Sapher turned the weapon on Tamsin. Tamsin saw the look in his eyes and dived to one side. Behind him he heard a scream. He rolled and ran into the Rhode. Fire behind him. Screams and chaos. His brother had raped and murdered Jeleel. Tamsin ran in semidark until a root tripped him and brought him to his knees. He pulled himself to a tangle of trunks and tried to bite down on the tears that threatened. Had he known this already? He dared not entertain the thought. Distantly he heard shouting and the sounds of people running. Then close to he heard something and moved as quietly as he could to observe. It was Temron walking up a path through the Rhode. He seemed almost to be gliding, moving faster forward than his pace should actually have taken him. He also seemed somehow blurred. Behind him Ghort was running to catch up. Temron turned when the big man was close. Ghort staggered to a halt and rested his weight on his spear. Temron seemed to be fading into the background, or perhaps it was that another background was reaching out from somewhere to grab him back. Abruptly he came back into focus and was no longer Temron. Dark hair turned white over a thin face. Dark eyes turned red, demonic. Canvas clothing transformed into something more like the inside of a machine than attire for a human being. Around him, indefinable engines lurked at the limit of perception; gathered and poised like a planetoid only moments before impact. Ghort sank down onto his hocks and placed his spear on the path next to him. He kept his eyes down while he regained his breath. The entity before him did not move. It just nailed him with its viper eyes. Eventually Ghort looked up.

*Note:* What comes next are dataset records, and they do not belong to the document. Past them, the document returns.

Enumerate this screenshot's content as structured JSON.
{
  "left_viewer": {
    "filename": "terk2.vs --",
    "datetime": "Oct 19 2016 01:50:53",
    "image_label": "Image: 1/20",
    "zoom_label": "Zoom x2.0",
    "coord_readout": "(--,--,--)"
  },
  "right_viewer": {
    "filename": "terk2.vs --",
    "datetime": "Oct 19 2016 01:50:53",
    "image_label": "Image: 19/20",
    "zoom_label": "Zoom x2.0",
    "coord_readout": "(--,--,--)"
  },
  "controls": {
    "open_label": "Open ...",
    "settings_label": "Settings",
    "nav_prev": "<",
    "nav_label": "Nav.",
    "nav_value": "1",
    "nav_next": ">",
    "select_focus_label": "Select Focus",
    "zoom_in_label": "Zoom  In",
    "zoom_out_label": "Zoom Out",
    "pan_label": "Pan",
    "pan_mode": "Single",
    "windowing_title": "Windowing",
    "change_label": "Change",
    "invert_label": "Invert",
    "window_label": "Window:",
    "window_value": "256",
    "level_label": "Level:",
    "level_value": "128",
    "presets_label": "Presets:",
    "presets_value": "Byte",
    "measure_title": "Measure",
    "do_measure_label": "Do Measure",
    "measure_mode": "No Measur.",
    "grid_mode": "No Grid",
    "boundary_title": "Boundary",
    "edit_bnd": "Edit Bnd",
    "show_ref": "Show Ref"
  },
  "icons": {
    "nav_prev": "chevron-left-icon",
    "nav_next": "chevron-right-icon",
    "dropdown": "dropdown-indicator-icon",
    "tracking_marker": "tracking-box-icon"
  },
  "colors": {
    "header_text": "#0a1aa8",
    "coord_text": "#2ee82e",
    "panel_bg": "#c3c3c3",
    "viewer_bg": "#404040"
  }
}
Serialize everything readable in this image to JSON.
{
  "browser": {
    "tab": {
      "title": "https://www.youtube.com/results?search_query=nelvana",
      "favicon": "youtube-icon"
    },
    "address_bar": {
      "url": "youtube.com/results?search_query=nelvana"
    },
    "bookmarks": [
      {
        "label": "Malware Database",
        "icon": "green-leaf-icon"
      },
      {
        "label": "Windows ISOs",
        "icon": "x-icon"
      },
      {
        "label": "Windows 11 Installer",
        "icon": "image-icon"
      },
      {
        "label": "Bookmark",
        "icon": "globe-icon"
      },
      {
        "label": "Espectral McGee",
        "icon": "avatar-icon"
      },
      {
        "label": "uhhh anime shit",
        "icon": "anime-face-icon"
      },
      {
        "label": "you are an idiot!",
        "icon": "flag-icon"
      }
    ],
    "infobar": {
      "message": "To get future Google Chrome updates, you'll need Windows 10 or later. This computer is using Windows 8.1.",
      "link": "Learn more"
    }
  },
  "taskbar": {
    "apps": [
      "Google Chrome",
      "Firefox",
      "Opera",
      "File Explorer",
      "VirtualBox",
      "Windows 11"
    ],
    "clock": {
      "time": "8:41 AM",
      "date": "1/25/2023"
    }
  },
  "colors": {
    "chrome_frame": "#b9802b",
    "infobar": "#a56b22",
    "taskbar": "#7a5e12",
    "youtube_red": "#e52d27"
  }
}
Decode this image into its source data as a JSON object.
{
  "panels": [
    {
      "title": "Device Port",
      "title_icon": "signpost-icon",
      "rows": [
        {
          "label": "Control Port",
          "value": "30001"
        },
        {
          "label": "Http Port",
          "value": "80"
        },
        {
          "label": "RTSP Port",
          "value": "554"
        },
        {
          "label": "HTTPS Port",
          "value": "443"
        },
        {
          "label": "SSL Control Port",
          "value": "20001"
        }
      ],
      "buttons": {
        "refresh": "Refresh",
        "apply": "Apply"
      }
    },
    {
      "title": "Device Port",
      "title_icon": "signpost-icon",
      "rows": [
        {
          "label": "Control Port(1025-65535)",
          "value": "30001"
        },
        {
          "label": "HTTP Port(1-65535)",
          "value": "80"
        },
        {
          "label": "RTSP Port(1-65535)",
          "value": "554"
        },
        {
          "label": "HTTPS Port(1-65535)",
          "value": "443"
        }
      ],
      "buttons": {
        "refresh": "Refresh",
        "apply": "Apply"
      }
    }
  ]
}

“Owner,” he said. “Take me with you.”
The Owner’s reply came after a suitable pause. Tamsin felt that this pause was not for reflection. This was a god after all.
“Are you wise, Ghort?” the Owner asked, and the voice had nuances of power. Hearing it, Tamsin realised it might be possible to kill with a word.
“I am wise,” said Ghort.
“Ah,” said the Owner. “Yet patience is integral to wisdom.” The Owner turned and things distorted somehow, as if he was attached to everything around him by invisible threads. For a moment Tamsin saw something vast — the inside of an iron cathedral. Then the Owner was gone and Ghort was bowed down with his forehead in the dirt. Tamsin thought he might be crying.